On the train at Manchester the accents wash over me.
“Youe go’ u’ early todey innit?”
What to do with three hours in London? Roll a dice on Monopoly board. Euston Road to Kensington.

And here I am.

This is a 1543 edition print of a book by Vetruvius, a Roman architect. He emphasised Mathematical symmetry and perspective in architectural beauty. It less than 100 years from the time of Da’Vinci – and he would have read an earlier print of this book, when producing his work the Vetruvian Man.

This is a Sextant and book of Log tables they used on ships for navigation.

This is a fragment of Charles Babbage’s Difference Engine (The Log Tabulator).
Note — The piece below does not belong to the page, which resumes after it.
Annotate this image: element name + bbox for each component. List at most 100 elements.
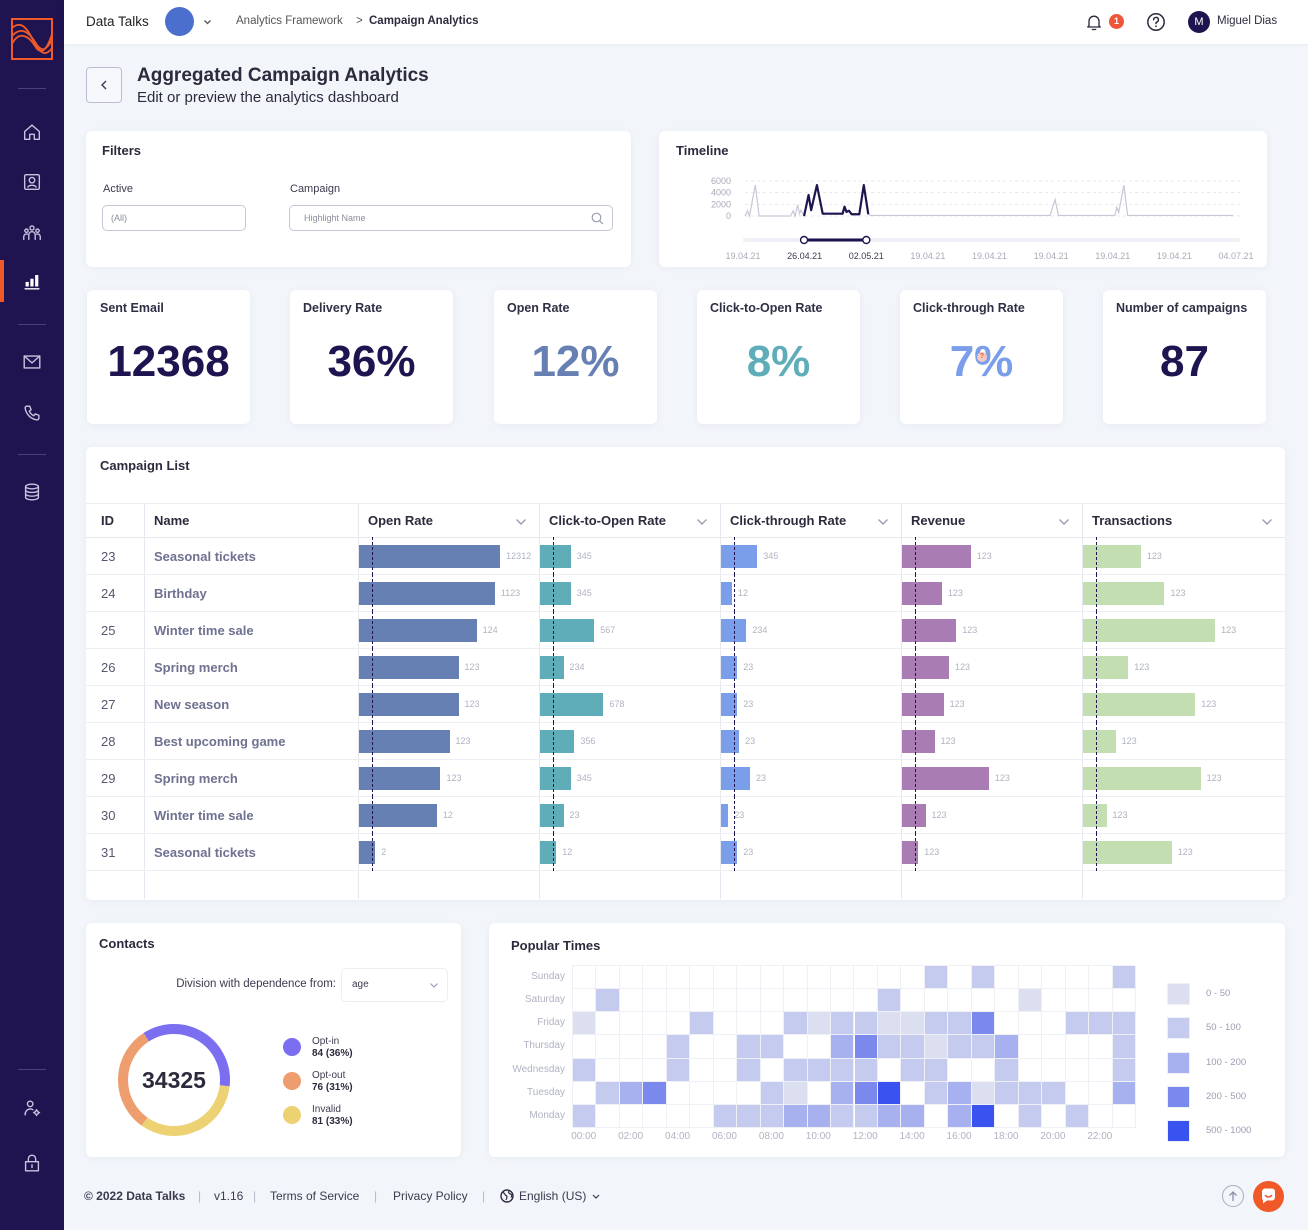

He would have used it for obtaining further funding. It indicates that his complete machine was never built.

This is a slightly bigger but still incomplete version (of the Log Tabulator) done by this son after his death using parts that he found. You can see a book of log tables next to it.

This is a complete reconstruction of the Difference Engine (log tabulator) built in 2002 by Computer-Engineer historians.

This is a part of the Analytical Engine (enables numbers to knit numbers) that Charles Babbage completed. Plans show that if completed, the final result would have been much bigger.

This is a calculator/computer that Lord Kelvin (William Thomson) built to predict tides. Some have called it the first Victorian Computer.